FDA approves a generic version of Teva Pharmaceutical's best-selling drug; company shares tumble
Teva Pharmaceutical Industries gets a major blow: The FDA approves a rival company's generic version of Teva's top-selling multiple sclerosis medicine.
Teva Pharmaceutical Industries, grappling with a tough pricing environment for its generics business and planned layoffs of 7,000 employees worldwide, received a major blow Wednesday.
The Food and Drug Administration approved rival Mylan Labs' generic version of Teva's best-selling multiple-sclerosis drug.
Teva is the world's largest maker of generic pharmaceuticals, but its branded medicine Copaxone is the company's best seller, accounting for $1.02 billion of a total $5.63 billion global sales, or 18.1 percent, in the second quarter of this year.
Mylan shares closed up 16.2 percent, or $5.27, to $37.80, while Teva's stock fell 14.59 percent, or $2.74, to $16.08 on Wednesday.
"Lightning has struck," pharmaceutical analyst Ken Cacciatore of Cowen & Co. wrote in a client note. "Mylan has achieved what it had been unable to do over the last seven years, which was garner an approval for Copaxone."
Mylan said in a statement that shipping was imminent for its generic Glatiramer Acetate 40-milligram three-times-a-week injection and its 20-milligram once injection.
Multiple sclerosis is a chronic disease of the central nervous system and affects an estimated 400,000 Americans.
The approvals "mark another significant milestone for our company," said Mylan CEO Heather Bresch in a news release, "and reinforces our proven capabilities in bringing complex and difficult to manufacture products to market."
Teva responded that "any launch by Mylan of a generic version of Copaxone 40-milligram prior to final resolution of the pending patent appeals and other patent litigation should be considered an 'at-risk' launch, which could subject Mylan to significant damages among other remedies."
Teva's interim president and CEO, Yitzhak Peterburg, said Teva has planned for the eventual introduction of a generic competitor.
"We remain confident in patient and physician loyalty to Teva's Copaxone due to its recognized efficacy, safety, and tolerability profile," he said, "and we will continue to promote and support the product." Teva said it was "too soon to officially comment on any change to our full-year business outlook."
Israel-based Teva's North America headquarters are in North Wales, Montgomery County. Teva employs more than 2,000 at five locations in Pennsylvania.
Mylan Labs is based in Canonsburg, Pa. The FDA said on Monday that it planned to introduce new measures to speed up bringing generic versions of complex drugs to market, as the government agency tries to deal with the rising cost of prescription medicines in the United States.
In a statement, Teva said it has two appeals that will be argued before a panel of judges on the U.S. Court of Appeals for the Federal Circuit.
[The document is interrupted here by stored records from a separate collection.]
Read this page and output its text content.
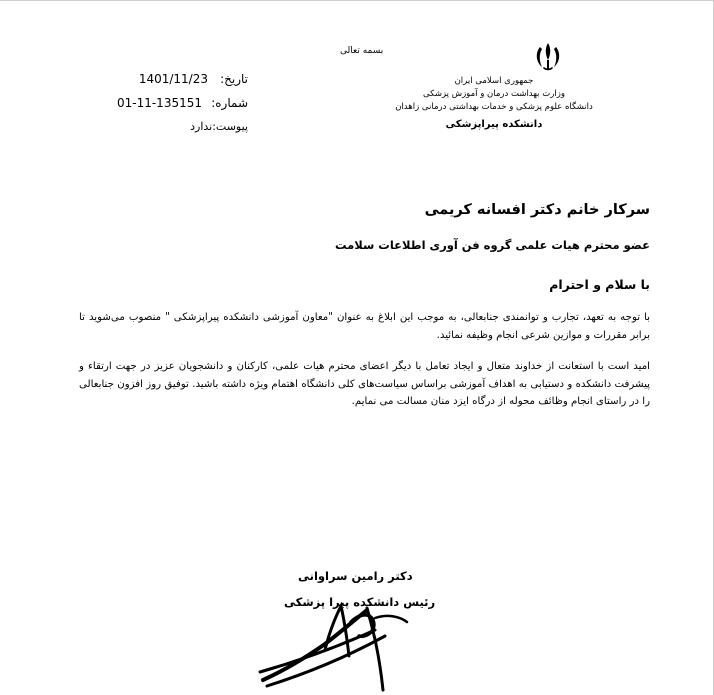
بسمه تعالی
جمهوری اسلامی ایران
وزارت بهداشت درمان و آموزش پزشکی
دانشگاه علوم پزشکی و خدمات بهداشتی درمانی زاهدان
دانشکده پیراپزشکی
تاریخ:
1401/11/23
شماره:
01-11-135151
پیوست:ندارد
سرکار خانم دکتر افسانه کریمی
عضو محترم هیات علمی گروه فن آوری اطلاعات سلامت
با سلام و احترام
با توجه به تعهد، تجارب و توانمندی جنابعالی، به موجب این ابلاغ به عنوان "معاون آموزشی دانشکده پیراپزشکی " منصوب می‌شوید تا برابر مقررات و موازین شرعی انجام وظیفه نمائید.
امید است با استعانت از خداوند متعال و ایجاد تعامل با دیگر اعضای محترم هیات علمی، کارکنان و دانشجویان عزیز در جهت ارتقاء و پیشرفت دانشکده و دستیابی به اهداف آموزشی براساس سیاست‌های کلی دانشگاه اهتمام ویژه داشته باشید. توفیق روز افزون جنابعالی را در راستای انجام وظائف محوله از درگاه ایزد منان مسالت می نمایم.
دکتر رامین سراوانی
رئیس دانشکده پیرا پزشکی
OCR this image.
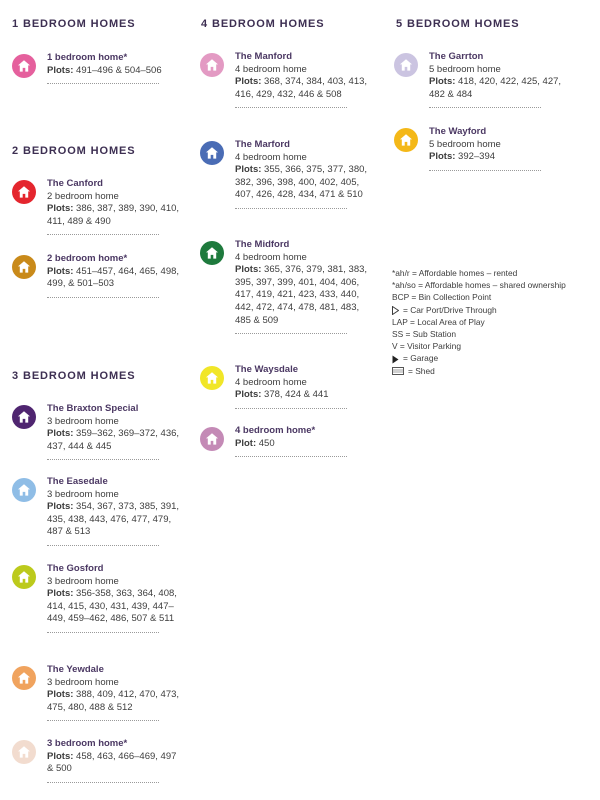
1 BEDROOM HOMES
2 BEDROOM HOMES
3 BEDROOM HOMES
4 BEDROOM HOMES	5 BEDROOM HOMES
1 bedroom home*
Plots: 491–496 & 504–506
The Canford
2 bedroom home
Plots: 386, 387, 389, 390, 410, 411, 489 & 490
2 bedroom home*
Plots: 451–457, 464, 465, 498, 499, & 501–503
The Braxton Special
3 bedroom home
Plots: 359–362, 369–372, 436, 437, 444 & 445
The Easedale
3 bedroom home
Plots: 354, 367, 373, 385, 391, 435, 438, 443, 476, 477, 479, 487 & 513
The Gosford
3 bedroom home
Plots: 356-358, 363, 364, 408, 414, 415, 430, 431, 439, 447–449, 459–462, 486, 507 & 511
The Yewdale
3 bedroom home
Plots: 388, 409, 412, 470, 473, 475, 480, 488 & 512
3 bedroom home*
Plots: 458, 463, 466–469, 497 & 500
The Manford
4 bedroom home
Plots: 368, 374, 384, 403, 413, 416, 429, 432, 446 & 508
The Marford
4 bedroom home
Plots: 355, 366, 375, 377, 380, 382, 396, 398, 400, 402, 405, 407, 426, 428, 434, 471 & 510
The Midford
4 bedroom home
Plots: 365, 376, 379, 381, 383, 395, 397, 399, 401, 404, 406, 417, 419, 421, 423, 433, 440, 442, 472, 474, 478, 481, 483, 485 & 509
The Waysdale
4 bedroom home
Plots: 378, 424 & 441
4 bedroom home*
Plot: 450
The Garrton
5 bedroom home
Plots: 418, 420, 422, 425, 427, 482 & 484
The Wayford
5 bedroom home
Plots: 392–394
*ah/r = Affordable homes – rented
*ah/so = Affordable homes – shared ownership
BCP = Bin Collection Point
= Car Port/Drive Through
LAP = Local Area of Play
SS = Sub Station
V = Visitor Parking
= Garage
= Shed
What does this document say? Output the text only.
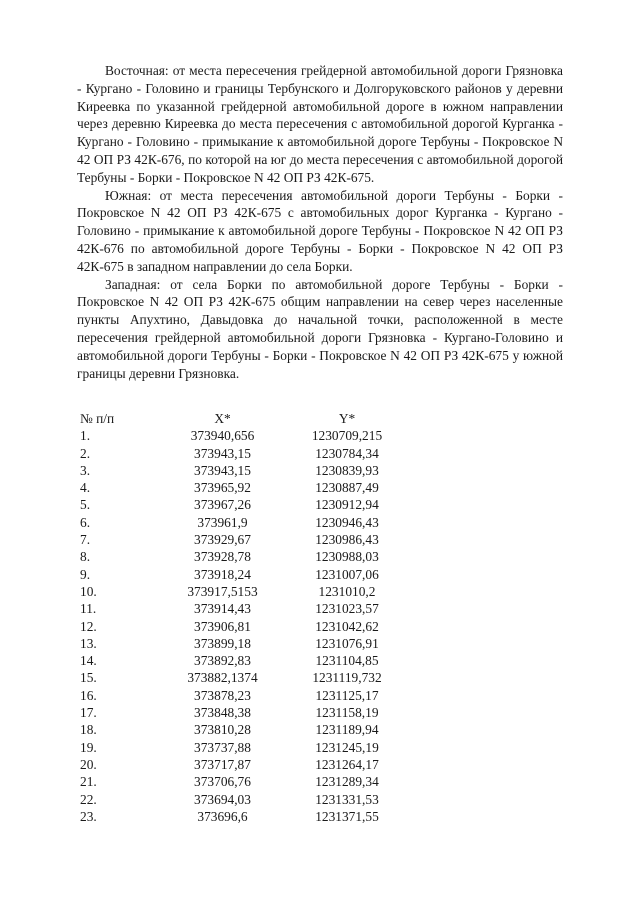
Восточная: от места пересечения грейдерной автомобильной дороги Грязновка - Кургано - Головино и границы Тербунского и Долгоруковского районов у деревни Киреевка по указанной грейдерной автомобильной дороге в южном направлении через деревню Киреевка до места пересечения с автомобильной дорогой Курганка - Кургано - Головино - примыкание к автомобильной дороге Тербуны - Покровское N 42 ОП РЗ 42К-676, по которой на юг до места пересечения с автомобильной дорогой Тербуны - Борки - Покровское N 42 ОП РЗ 42К-675.

Южная: от места пересечения автомобильной дороги Тербуны - Борки - Покровское N 42 ОП РЗ 42К-675 с автомобильных дорог Курганка - Кургано - Головино - примыкание к автомобильной дороге Тербуны - Покровское N 42 ОП РЗ 42К-676 по автомобильной дороге Тербуны - Борки - Покровское N 42 ОП РЗ 42К-675 в западном направлении до села Борки.

Западная: от села Борки по автомобильной дороге Тербуны - Борки - Покровское N 42 ОП РЗ 42К-675 общим направлении на север через населенные пункты Апухтино, Давыдовка до начальной точки, расположенной в месте пересечения грейдерной автомобильной дороги Грязновка - Кургано-Головино и автомобильной дороги Тербуны - Борки - Покровское N 42 ОП РЗ 42К-675 у южной границы деревни Грязновка.

№ п/п	X*	Y*
1.	373940,656	1230709,215
2.	373943,15	1230784,34
3.	373943,15	1230839,93
4.	373965,92	1230887,49
5.	373967,26	1230912,94
6.	373961,9	1230946,43
7.	373929,67	1230986,43
8.	373928,78	1230988,03
9.	373918,24	1231007,06
10.	373917,5153	1231010,2
11.	373914,43	1231023,57
12.	373906,81	1231042,62
13.	373899,18	1231076,91
14.	373892,83	1231104,85
15.	373882,1374	1231119,732
16.	373878,23	1231125,17
17.	373848,38	1231158,19
18.	373810,28	1231189,94
19.	373737,88	1231245,19
20.	373717,87	1231264,17
21.	373706,76	1231289,34
22.	373694,03	1231331,53
23.	373696,6	1231371,55
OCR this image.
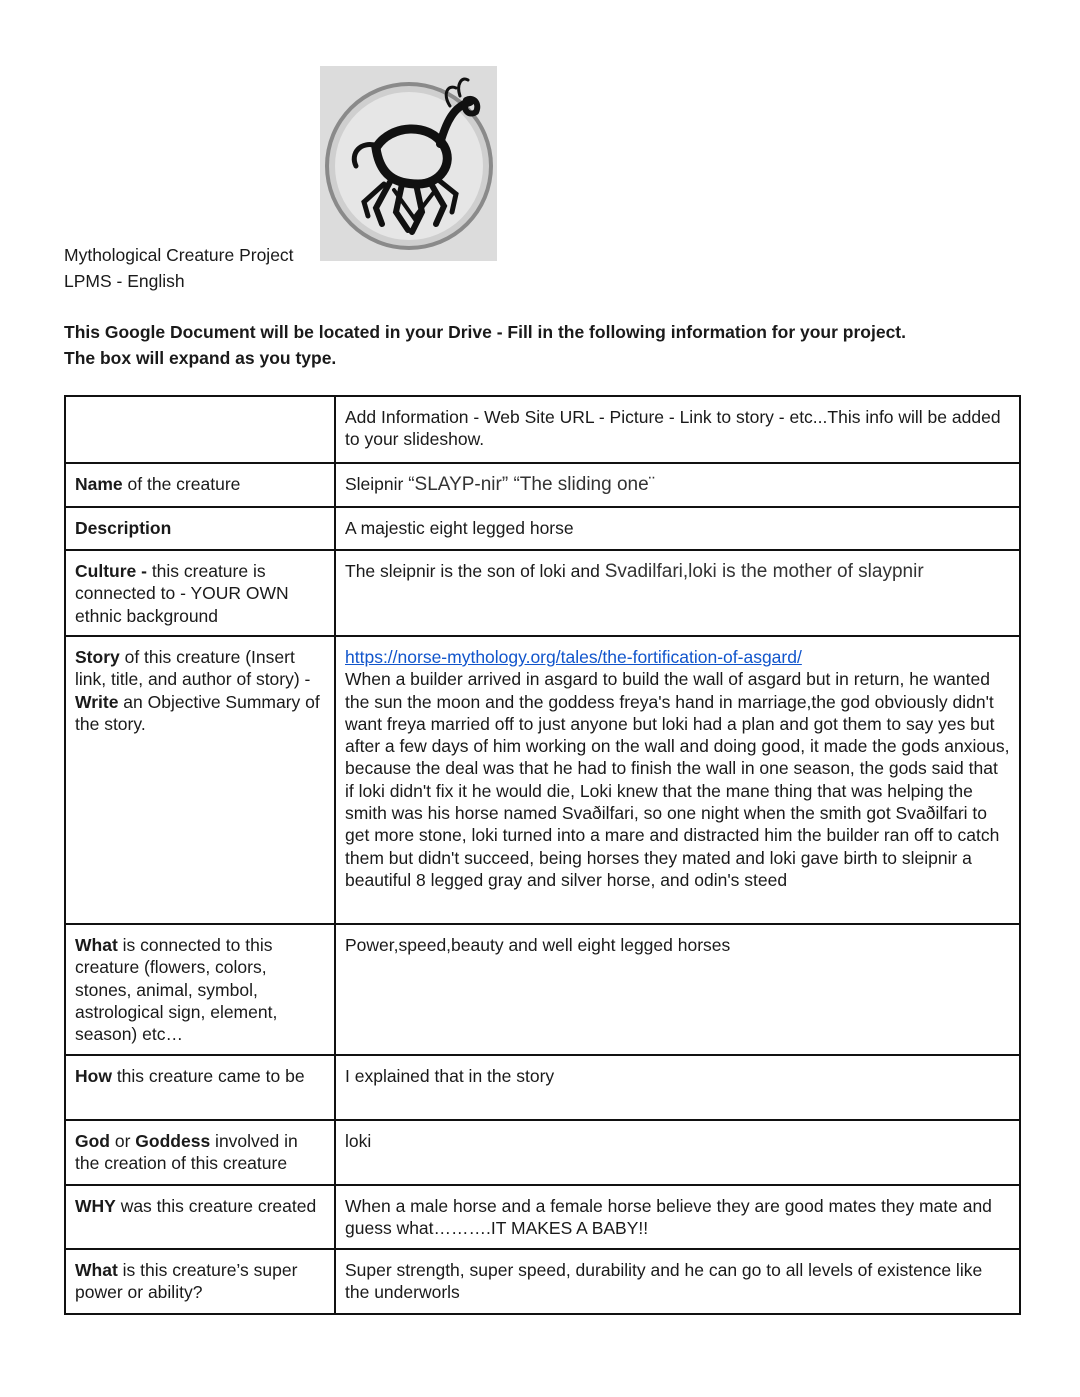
Mythological Creature Project
LPMS - English
This Google Document will be located in your Drive - Fill in the following information for your project.
The box will expand as you type.
	Add Information - Web Site URL - Picture - Link to story - etc...This info will be added to your slideshow.
Name of the creature	Sleipnir “SLAYP-nir” “The sliding one¨
Description	A majestic eight legged horse
Culture - this creature is connected to - YOUR OWN ethnic background	The sleipnir is the son of loki and Svadilfari,loki is the mother of slaypnir
Story of this creature (Insert link, title, and author of story) - Write an Objective Summary of the story.	https://norse-mythology.org/tales/the-fortification-of-asgard/
When a builder arrived in asgard to build the wall of asgard but in return, he wanted the sun the moon and the goddess freya's hand in marriage,the god obviously didn't want freya married off to just anyone but loki had a plan and got them to say yes but after a few days of him working on the wall and doing good, it made the gods anxious, because the deal was that he had to finish the wall in one season, the gods said that if loki didn't fix it he would die, Loki knew that the mane thing that was helping the smith was his horse named Svaðilfari, so one night when the smith got Svaðilfari to get more stone, loki turned into a mare and distracted him the builder ran off to catch them but didn't succeed, being horses they mated and loki gave birth to sleipnir a beautiful 8 legged gray and silver horse, and odin's steed
What is connected to this creature (flowers, colors, stones, animal, symbol, astrological sign, element, season) etc…	Power,speed,beauty and well eight legged horses
How this creature came to be	I explained that in the story
God or Goddess involved in the creation of this creature	loki
WHY was this creature created	When a male horse and a female horse believe they are good mates they mate and guess what……….IT MAKES A BABY!!
What is this creature’s super power or ability?	Super strength, super speed, durability and he can go to all levels of existence like the underworls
Teva said its early assessment of generic glatiramer acetate product launches is that its shares could be impacted "by at least 25 cents a share in the fourth quarter ending Dec. 31." Teva said it will provide additional details on its third-quarter earnings conference call on Nov. 2.
In a client note, Cacciatore said "the approval of Mylan's 20 and 40- milligram Copaxone is the long-feared scenario that has now come true." At the same time, another drugmaker, Momenta/Sandoz, is seeking approval of its 40-milligram generic version of Copaxone. "It will also eventually come, whether later next year or in early 2019," the analyst wrote.
Teva last month named a permanent CEO, Kare Schultz of Denmark's Lundbeck A/S, who was hired to engineer a turnaround as Teva grapples with a tough generic pricing environment.
Teva earlier announced a restructuring after spending $40.5 billion in 2015 to buy out Allergan's generic business, a move that has proven to be a drag on earnings.